Situation tense as Tamil Nadu gives go-ahead to Kudankulam Nuclear Plant

Sixteen activists, including two top leaders, are on indefinite hunger strike

By M Suchitra
Published: Tuesday 20 March 2012


Tension mounted around the Kudankulam Nuclear Power Plant site in Tirunelveli district of Tamil Nadu as the state government cleared the project on March 19 in a complete U-turn from its previous stand.

A massive police force of over 5,000 armed personnels has been deployed in the area. Prohibitory orders have also been imposed in villages near the plant site. All roads leading to Idinthakarai village, the nerve centre of people’s agitations against the plant, have been blocked.

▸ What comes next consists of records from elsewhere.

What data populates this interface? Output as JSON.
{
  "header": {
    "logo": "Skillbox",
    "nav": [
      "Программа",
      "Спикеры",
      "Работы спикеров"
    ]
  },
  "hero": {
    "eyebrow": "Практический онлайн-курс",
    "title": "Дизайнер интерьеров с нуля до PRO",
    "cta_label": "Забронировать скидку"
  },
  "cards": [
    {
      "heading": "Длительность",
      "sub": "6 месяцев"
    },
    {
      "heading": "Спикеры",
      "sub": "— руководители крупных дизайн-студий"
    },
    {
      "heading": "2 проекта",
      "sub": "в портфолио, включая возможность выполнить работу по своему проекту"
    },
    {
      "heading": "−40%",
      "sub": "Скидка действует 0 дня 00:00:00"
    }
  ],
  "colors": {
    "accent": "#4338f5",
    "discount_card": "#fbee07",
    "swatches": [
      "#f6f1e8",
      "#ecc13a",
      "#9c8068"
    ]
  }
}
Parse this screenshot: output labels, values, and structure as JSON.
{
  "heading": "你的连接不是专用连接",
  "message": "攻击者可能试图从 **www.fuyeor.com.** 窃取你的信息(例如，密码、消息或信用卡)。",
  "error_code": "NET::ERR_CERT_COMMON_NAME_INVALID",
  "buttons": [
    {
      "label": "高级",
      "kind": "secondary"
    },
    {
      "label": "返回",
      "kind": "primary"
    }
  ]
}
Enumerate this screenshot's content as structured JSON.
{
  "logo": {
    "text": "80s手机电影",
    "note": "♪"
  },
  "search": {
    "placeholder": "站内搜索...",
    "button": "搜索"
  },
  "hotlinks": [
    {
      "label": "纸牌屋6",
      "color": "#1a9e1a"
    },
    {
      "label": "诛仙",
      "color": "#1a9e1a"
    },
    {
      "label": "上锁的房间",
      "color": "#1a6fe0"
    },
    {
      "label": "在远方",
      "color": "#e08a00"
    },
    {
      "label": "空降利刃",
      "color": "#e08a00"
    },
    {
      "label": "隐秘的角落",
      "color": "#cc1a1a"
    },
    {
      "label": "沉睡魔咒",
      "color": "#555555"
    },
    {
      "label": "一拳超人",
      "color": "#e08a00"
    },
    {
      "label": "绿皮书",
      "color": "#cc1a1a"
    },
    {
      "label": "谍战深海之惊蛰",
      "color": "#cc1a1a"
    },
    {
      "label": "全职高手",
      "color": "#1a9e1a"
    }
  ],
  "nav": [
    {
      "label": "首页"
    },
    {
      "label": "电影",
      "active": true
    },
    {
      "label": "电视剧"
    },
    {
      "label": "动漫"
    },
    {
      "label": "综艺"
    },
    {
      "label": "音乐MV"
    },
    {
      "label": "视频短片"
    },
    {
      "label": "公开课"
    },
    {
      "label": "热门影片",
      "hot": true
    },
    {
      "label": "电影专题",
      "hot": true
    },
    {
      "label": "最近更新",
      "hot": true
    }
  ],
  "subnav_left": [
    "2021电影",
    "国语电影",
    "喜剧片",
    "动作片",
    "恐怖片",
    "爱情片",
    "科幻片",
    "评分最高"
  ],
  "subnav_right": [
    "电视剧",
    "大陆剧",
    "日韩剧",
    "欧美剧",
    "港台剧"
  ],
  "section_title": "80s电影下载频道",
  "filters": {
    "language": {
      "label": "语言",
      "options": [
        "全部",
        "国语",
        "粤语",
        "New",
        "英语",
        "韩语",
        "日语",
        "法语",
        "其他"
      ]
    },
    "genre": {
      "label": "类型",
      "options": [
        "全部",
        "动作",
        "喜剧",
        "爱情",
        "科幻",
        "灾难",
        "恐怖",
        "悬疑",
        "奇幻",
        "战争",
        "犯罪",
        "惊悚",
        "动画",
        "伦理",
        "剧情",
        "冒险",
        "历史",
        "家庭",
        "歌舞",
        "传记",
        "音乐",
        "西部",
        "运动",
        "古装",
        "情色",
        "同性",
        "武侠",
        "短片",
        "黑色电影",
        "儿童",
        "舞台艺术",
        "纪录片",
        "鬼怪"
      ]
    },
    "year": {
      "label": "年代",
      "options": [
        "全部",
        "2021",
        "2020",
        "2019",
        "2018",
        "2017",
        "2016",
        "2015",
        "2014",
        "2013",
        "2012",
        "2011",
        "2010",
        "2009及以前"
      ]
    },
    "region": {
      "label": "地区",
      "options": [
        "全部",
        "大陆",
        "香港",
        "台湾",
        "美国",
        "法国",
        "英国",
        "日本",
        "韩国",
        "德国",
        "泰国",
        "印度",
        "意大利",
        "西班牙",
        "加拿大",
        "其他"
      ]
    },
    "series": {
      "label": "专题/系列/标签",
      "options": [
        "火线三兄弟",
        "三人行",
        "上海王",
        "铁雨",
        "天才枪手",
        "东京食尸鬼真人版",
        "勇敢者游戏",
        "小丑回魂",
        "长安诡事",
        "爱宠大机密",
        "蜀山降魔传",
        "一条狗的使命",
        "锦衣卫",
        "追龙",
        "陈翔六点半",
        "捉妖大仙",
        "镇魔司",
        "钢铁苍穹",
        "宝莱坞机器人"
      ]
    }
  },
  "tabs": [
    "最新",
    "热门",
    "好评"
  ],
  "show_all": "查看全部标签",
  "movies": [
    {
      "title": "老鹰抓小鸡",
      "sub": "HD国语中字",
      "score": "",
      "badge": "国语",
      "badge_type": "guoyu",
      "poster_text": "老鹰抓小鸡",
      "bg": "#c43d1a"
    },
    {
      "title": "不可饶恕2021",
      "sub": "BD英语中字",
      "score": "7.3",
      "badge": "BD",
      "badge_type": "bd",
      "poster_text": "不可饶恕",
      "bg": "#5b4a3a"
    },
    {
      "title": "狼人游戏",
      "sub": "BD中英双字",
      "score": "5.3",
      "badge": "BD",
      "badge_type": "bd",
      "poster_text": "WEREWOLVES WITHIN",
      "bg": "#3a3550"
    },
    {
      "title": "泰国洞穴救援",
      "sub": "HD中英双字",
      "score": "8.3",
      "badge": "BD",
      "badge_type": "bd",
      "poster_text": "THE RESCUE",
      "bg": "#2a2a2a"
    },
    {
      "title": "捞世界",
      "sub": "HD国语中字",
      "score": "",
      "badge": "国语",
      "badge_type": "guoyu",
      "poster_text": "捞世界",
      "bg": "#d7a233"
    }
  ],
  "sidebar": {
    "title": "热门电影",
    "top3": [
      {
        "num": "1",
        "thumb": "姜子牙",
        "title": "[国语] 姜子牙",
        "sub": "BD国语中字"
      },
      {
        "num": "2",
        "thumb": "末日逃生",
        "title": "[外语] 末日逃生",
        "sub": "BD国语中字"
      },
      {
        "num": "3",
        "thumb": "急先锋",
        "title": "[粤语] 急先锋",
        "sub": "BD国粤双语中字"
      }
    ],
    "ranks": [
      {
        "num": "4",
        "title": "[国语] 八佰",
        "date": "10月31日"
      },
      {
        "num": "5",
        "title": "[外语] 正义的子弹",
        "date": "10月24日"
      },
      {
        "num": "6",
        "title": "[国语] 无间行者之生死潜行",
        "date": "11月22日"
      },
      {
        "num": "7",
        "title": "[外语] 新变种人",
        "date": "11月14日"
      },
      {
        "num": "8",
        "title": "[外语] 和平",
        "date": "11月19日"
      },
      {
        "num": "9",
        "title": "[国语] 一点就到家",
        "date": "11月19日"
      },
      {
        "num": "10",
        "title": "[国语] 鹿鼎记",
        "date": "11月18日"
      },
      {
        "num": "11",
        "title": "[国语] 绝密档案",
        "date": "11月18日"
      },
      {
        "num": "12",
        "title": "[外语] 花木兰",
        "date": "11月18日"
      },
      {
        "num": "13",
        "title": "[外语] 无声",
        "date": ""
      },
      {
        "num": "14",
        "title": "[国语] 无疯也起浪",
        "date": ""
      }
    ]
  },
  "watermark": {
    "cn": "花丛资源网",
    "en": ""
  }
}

Even then more than 6,000 people, most of them women and children, have gathered in this coastal village where 16 activists, including S P Udhayakumar and M Pushparayan, two top leaders of the People’s Movement Against Nuclear Energy (PMANE), a rights group spearheading the agitations, are on indefinite hunger strike since March 19. More people from far away villages are reaching in boats.

The police have given an ultimatum to the fasting leaders to surrender. But the protesters say there is no question of surrendering only by the leaders. They are adamant all will surrender. Police action thus seems imminent.

The leaders went on fast after Chief Minister J Jayalalitha, in a U-turn, gave approval to the controversial nuclear project. The green signal given by the state government assumes importance considering the fact that the plant was staunchly opposed by Jayalalitha so far. The state government had even passed a resolution a few months ago that it would not allow the Nuclear Power Corporation of India to go ahead with the works in the plant until the fears of local people about the plant were allayed.

But in yesterday’s cabinet meeting, the state government decided to take immediate steps to facilitate early commissioning of the plant. A statement issued by the chief minister after the cabinet meeting said the expert committee appointed by the state government, which was chaired by former chairman of the Atomic Energy Commission, M R Srinivasan, has looked into all the safety aspects and has given a clean chit to the plant.

“The plant has all the safety measures and there is no risk of an earthquake or tsunami,” says the statement. “The cabinet has examined the reports of panels of both the Central and state governments as well as the memorandum submitted by those opposed to the nuclear power plant.” According to the chief minister, the Central government's expert panel has answered all the doubts and allayed fears of the people living around the plant.

The state government also allotted Rs 500 crore for local area and infrastructure development which include a cold storage to store fish catch, laying of roads, repairing mechanised fishing boats of local fishermen and construction of houses.

Police crack down

The nuclear power plant came under a three-tier security cover soon after the Cabinet cleared the decks for the project. The police cracked down on the anti-nuke protesters. Many activists have been arrested and sedition charges have been imposed on some of the top leaders of the people’s movement against the plant including Udayakumar and Pushparayan.

“We have never engaged in any anti-national activities but they are treating us as terrorists,” says Udayakumar. “For the last seven months we have been protesting peacefully against the Centre’s unilateral decision to commission the plant in Kudankulam.”  Supplies of electricity, drinking water, milk and vegetables to Idinthakarai, where thousands of protestors have gathered, have been cut off.

The activists see the change in stance of the state government, which had so far extended moral support to the people’s agitation, as total betrayal and they say they would continue the agitation despite "the betrayal by the state government".

The Rs 13,000-crore Kudankulam Nuclear Power Plant (KKNPP) is being built with Russian collaboration. The Indo-Russian joint venture has run into serious trouble with activists and residents staging massive protests citing safety concerns. As a result of the people’s struggle, the commissioning of the two 1,000 megawatt nuclear reactors at the plant had been stalled.

In a memorandum submitted to Prime Minister Manmohan Singh on October 7, 2011, PMANE had pointed out that more than 1.2 million people live in nearly 150 villages and towns within a 30 km radius of the Kudankulam plant, which far exceeds the Atomic Energy Regulatory Board’s stipulations. According to the protesting groups, 33,000 people live within the five km sterilisation zone. It is quite impossible to evacuate these many people quickly and efficiently in case of a nuclear disaster at Kudankulam, the memorandum pointed out.

Talks between the Central government-appointed expert panel and representatives of villagers opposing the plant have failed to end the stand-off.

The main demands of the leaders on the indefinite hunger strike are immediate release of those who have been arrested, withdrawal of the Tamil Nadu government's resolution giving approval to the plant, a thorough and complete probe of geologists, hydrologists and oceanographers into the safety issues of the Kudankulam plant, release of the Inter-Governmental Agreement (IGA) signed secretly by the governments of India and Russia on liability in February 2008. They also demand conducting safety drills and evacuation drills in the 30-km radius of the plant.